Paul Hazendonk: Adapt
One of those albums that gets better the more times it's heard, Adapt is the eclectic debut album from Manual Music head honcho Paul Hazendonk. Its appearance follows a long gestation period, as since 2005 the Dutch DJ-producer has more focused on getting releases by label artists such as Gabriel Ananda, Hernan Cattaneo, John Tejada, and Alice Rose out into the world. There's a warmth and subtly melancholic character to the album's material that's attractive (certainly some credit must go to producer Noraj Cue for that), and the seventy-seven-minute collection not only features deep house and techno throwdowns but soulful vocal-based tracks, too.
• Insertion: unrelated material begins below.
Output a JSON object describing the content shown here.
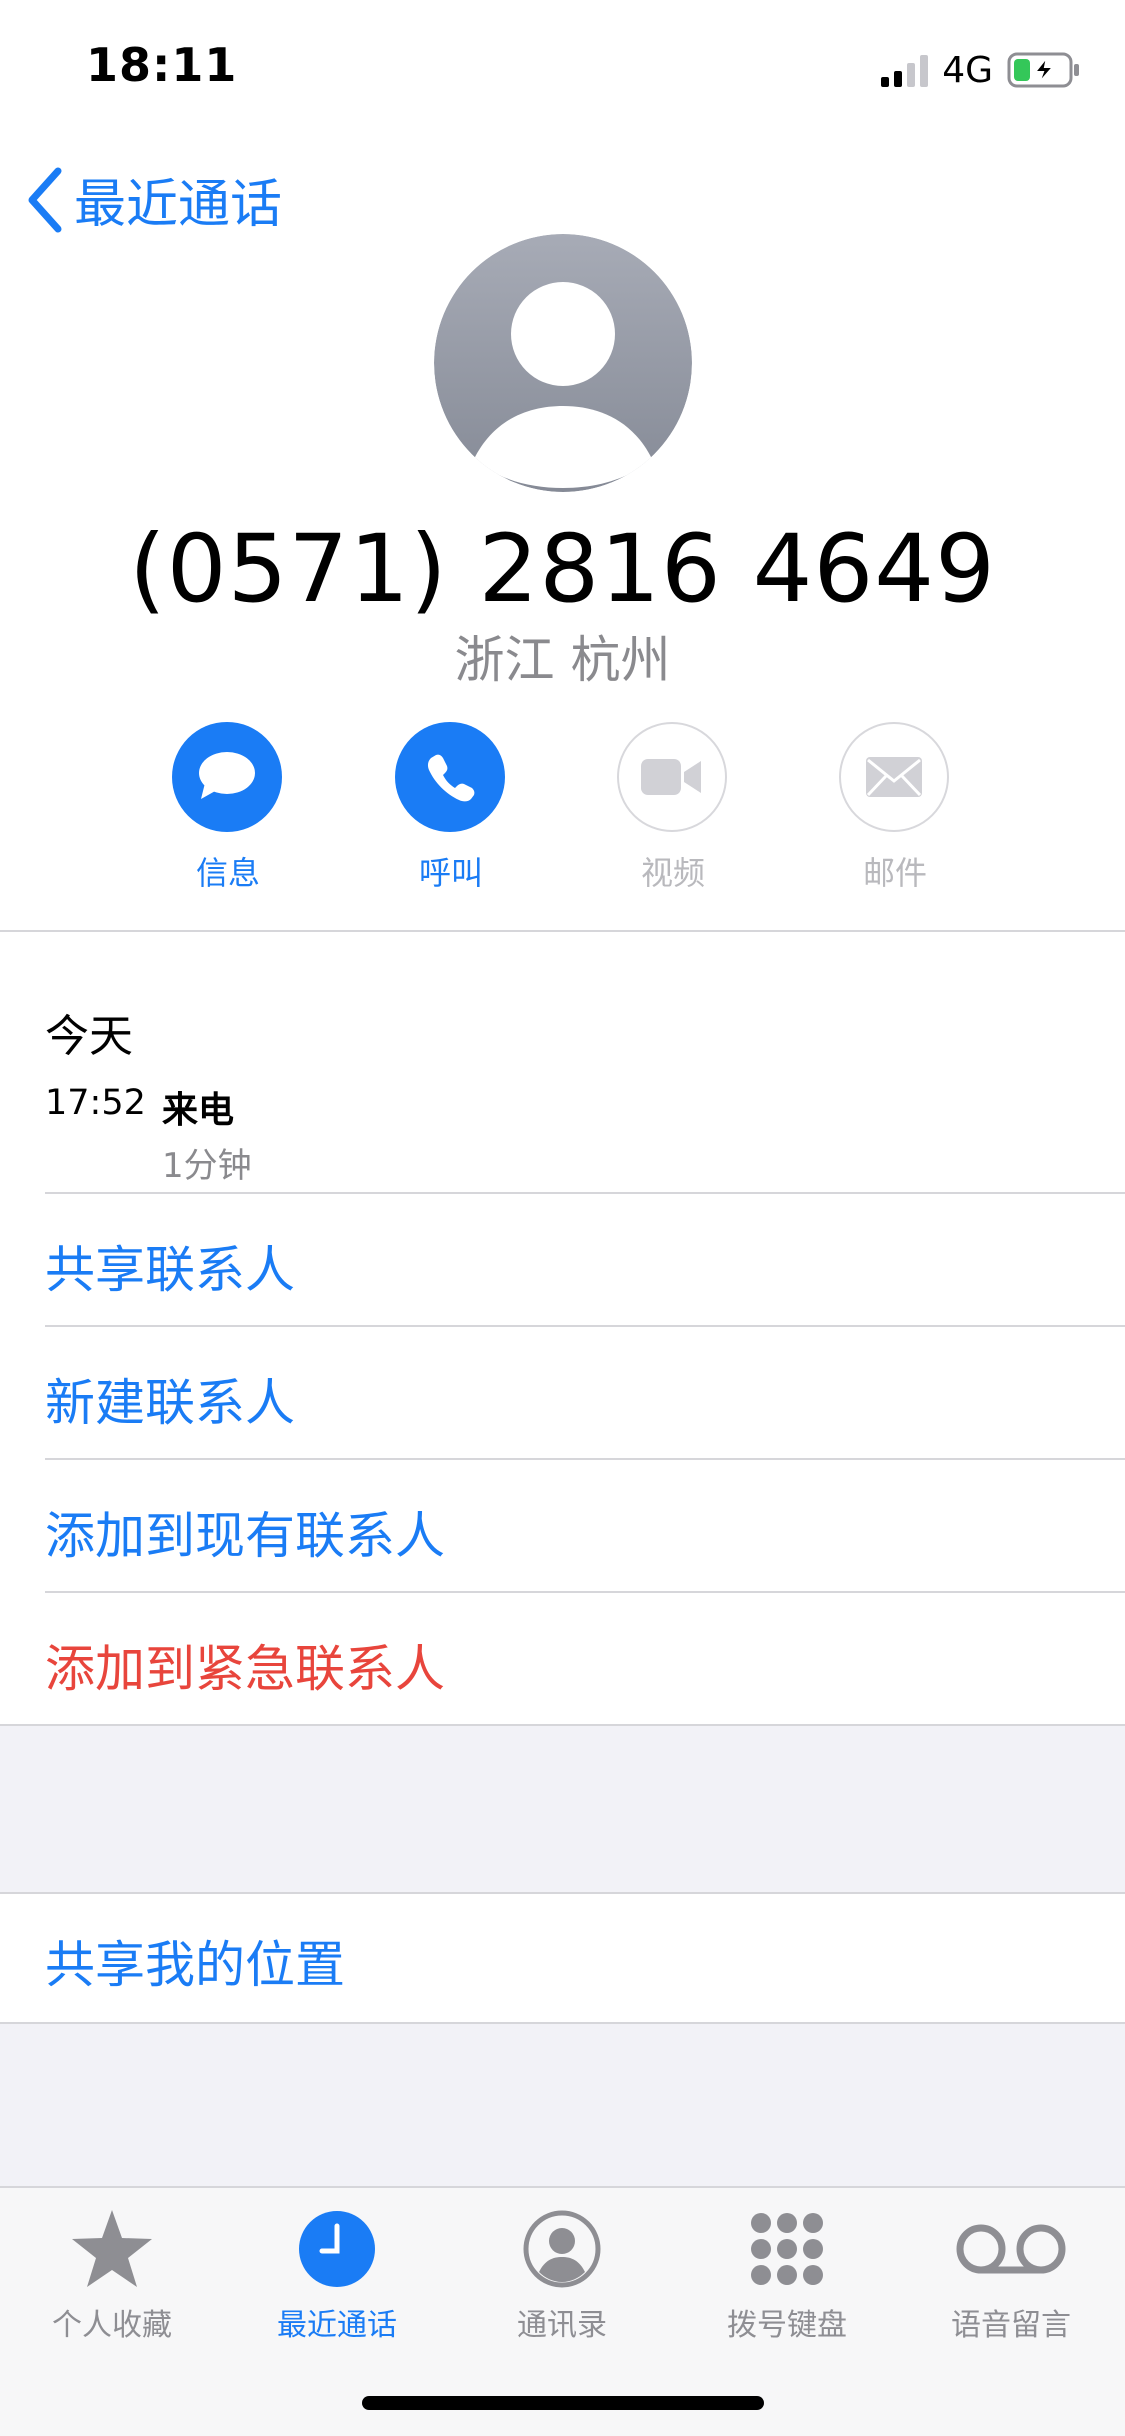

Hazendonk serves notice with the haunting opener “In The Dark” that Adapt aspires to be something more than a straight-up set of bangers—not to suggest that the cut doesn't have a floor-filling capacity (it does) but more to affirm that, especially with a delicately sensual vocal by Danish singer Alice Rose gracing its luscious house swing, the producer's aiming for something grander than functional dance workouts. Other cuts are also rendered memorable by their vocal elements: Patchy's tender voice amplifies the soulful quality of “Hazy Echoes”; “Primate” sprinkles conversational snippets lifted from an unidentified film across its carefree mechano-house strut; and South African Lazarusman assumes the role of raconteur on “Story of Something” in a cut that otherwise operates as hypnotic, late-night roller. Elsewhere, the dramatic ballad treatment given “Canyon” can't help but call Portishead to mind when it includes a quivering vocal by Kosheen's Sian Evans.
While a generous share of the album tracks feature vocalists, Hazendonk knows how to keep those that don't from sounding secondary. Though “Duclos Lasalle,” for example, might start out unassumingly, it works its magic patiently, and the cut eventually blossoms into a dance setting of epic proportions. Hazendonk's affinity for jazz touches comes into play, too, with strings, keyboards, and percussive details helping to give the arrangement a scope that verges on orchestral. “You're My Habit,” by comparison, eschews jazzy propulsion for a sexy strut that suggests amour is the addictive quality alluded to by the title as opposed to anything pharmaceutical. And just as he does throughout the album, Hazendonk elevates the track with well-chosen details, in this case a slinky piano figure, vocal coos, and, best of all, a gorgeous orchestral breakdown, all of which bolster the track's sensual character. As its title suggests (and field recordings of airport announcements and terminal activity make clear), “Urban Suitcase” takes as its subject matter Hazendonk's experiences as a world traveler, while “Ugly Smacker,” its organ-laced techno thunder credited to Furrr & Hazendonk, shows that Adapt can get raw and dirty when it wants to.
All told, Adapt is a wide-ranging work that largely succeeds, even if it does sometimes test the limits of just how widely one collection should range. Any album that makes room for both “Primate” and “Canyon” is clearly hunting ambitious game, but there's no denying the quality of the material on offer or the talent of the man responsible for it.